Written at the end of last month, and released to staff with Mr Gates’ blessing, the memo implicitly jettisons a central principle on which the Microsoft founder has relied in recent years. Mr Gates has pushed for “integrated innovation” – tight linkages between all of Microsoft’s products that make them work more smoothly together, something that would reduce complexity for users while also lifting sales.

The dream of less complexity for users, however, has resulted in a nightmare of complexity for Microsoft and handed Google and other internet-based companies the chance to race ahead. Microsoft has failed in carrying off some of its more ambitious projects, wrote Mr Ozzie, “in large part because of the complexity of doing such substantial undertakings.” He did not point to the next version to the Windows operating system, due late next year, but the long delays to that product have clearly made Mr Gates more willing to contemplate a new approach.

In place of integrated innovation, Mr Ozzie offered a new model for software development: the creation of “loosely coupled” pieces of software, produced quickly and linked together through standard technical interfaces, rather than the deep integration envisaged by Mr Gates.

Speed and flexibility, he added, are paramount. Releasing new elements of technology in the form of services over the internet – much as Google releases a new version of its search or e-mail service – would make it easier to get new ideas out quickly and refine them based on early users responses.

For good measure, Mr Ozzie also catalogued many of the technical innovations that have emerged on the internet in the past four years or so – none of them from Microsoft.

RSS, a technology for publishing information on the web, and Ajax, a development tool popularised by Google for creating applications that run over the internet, have set this standard for fast, lightweight technical development, he said. To make matters worse, he added, Microsoft has lost out to new start-up companies in areas where its technological leadership should have given it an edge.

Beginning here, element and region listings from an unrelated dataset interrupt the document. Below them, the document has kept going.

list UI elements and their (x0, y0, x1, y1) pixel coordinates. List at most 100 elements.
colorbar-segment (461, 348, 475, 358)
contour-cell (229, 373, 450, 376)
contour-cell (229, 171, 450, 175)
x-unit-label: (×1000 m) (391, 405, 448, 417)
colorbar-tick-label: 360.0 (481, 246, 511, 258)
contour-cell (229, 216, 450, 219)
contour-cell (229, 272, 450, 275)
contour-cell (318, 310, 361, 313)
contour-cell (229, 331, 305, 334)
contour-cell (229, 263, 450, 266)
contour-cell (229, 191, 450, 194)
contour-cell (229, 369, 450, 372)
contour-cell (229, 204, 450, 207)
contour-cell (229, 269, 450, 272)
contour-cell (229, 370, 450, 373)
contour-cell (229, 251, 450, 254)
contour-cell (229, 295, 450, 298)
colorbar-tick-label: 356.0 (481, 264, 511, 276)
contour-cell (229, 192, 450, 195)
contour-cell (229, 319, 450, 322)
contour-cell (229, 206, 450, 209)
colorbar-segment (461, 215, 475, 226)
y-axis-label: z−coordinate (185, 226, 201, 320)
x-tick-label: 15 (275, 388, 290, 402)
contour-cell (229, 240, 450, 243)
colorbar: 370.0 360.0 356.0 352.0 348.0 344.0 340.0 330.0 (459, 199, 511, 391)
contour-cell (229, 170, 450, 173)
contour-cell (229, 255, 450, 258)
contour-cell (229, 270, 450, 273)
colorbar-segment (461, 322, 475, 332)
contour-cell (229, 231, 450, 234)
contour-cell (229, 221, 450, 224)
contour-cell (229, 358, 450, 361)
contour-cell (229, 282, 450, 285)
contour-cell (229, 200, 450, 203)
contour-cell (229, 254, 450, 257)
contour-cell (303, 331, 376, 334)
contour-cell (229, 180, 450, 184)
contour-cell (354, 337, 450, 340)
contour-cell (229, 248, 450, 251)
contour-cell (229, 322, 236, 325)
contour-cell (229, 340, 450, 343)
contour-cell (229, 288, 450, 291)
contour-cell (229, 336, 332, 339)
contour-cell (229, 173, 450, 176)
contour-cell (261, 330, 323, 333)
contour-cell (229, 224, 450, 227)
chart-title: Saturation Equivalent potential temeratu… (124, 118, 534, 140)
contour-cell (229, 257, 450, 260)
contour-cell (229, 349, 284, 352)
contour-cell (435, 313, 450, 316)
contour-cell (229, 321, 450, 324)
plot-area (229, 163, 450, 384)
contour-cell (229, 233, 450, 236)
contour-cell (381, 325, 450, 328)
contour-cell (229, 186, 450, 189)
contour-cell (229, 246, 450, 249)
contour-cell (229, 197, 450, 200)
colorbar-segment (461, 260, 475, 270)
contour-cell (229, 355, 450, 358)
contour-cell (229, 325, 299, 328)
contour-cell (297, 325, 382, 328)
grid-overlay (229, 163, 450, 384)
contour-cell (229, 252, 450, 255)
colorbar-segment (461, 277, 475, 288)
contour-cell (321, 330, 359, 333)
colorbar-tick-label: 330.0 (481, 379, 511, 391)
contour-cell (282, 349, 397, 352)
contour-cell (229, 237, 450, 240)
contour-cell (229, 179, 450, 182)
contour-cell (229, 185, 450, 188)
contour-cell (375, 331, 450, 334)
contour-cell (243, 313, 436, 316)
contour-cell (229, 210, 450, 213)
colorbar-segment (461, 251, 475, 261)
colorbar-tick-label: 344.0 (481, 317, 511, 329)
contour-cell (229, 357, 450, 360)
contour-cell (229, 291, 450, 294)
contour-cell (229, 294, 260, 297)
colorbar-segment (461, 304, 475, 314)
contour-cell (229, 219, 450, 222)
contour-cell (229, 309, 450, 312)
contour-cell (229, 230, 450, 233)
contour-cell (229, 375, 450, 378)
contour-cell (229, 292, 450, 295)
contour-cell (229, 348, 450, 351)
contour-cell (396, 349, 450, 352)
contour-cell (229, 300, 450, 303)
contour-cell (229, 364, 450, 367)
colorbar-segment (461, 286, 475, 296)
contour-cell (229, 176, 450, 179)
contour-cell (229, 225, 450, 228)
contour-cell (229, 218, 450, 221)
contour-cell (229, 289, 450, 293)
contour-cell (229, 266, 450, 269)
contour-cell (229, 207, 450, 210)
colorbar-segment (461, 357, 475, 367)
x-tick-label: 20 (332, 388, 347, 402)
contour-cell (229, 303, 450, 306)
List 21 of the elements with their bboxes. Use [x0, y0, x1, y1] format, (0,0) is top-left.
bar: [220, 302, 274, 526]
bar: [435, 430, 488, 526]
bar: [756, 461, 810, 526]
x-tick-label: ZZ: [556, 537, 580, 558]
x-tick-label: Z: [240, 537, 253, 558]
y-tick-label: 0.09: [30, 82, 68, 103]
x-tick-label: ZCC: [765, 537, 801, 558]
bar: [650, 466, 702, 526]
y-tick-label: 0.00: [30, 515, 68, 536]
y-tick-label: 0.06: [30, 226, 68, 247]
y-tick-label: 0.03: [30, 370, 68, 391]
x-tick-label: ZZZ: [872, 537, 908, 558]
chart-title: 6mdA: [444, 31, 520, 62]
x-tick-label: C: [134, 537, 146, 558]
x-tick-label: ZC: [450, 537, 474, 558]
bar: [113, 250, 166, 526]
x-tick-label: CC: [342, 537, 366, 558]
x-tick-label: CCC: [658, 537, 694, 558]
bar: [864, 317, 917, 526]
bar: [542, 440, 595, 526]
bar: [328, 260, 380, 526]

Skype, the internet voice service recently bought by eBay, and the Blackberry portable e-mail reader made by Research in Motion were just two of those singled
out for special mention.

However, recognising how the internet has started to unleash a new wave of software innovation and responding to it are very different things. A decade ago, prompted to action by the rise of browser company Netscape, Microsoft was able to retake the initiative quickly by building its own browser into Windows – a tactic that eventually led to anti-trust action on both sides of the Atlantic.

This time, Google has a far bigger headstart, and many other companies have rallied around the new web-based development model. Taking back the initiative will also mean playing by the rules that Google has set, not those determined by Microsoft’s dominance of desktop PC software – an unusual place from which to start.

The blogosphere was already buzzing yesterday with scepticism about Mr Ozzie’s prospects of setting Microsoft on a new path.

“He has a hard job,” Dave Winer, the creator of RSS, wrote in his blog. “Turning Microsoft in 2005 is going to be much harder than turning them in 1995. The company is much larger, and more set in its ways.”

By giving such prominence to a new voice inside the company, however, Mr Gates clearly believes there is no option but to try.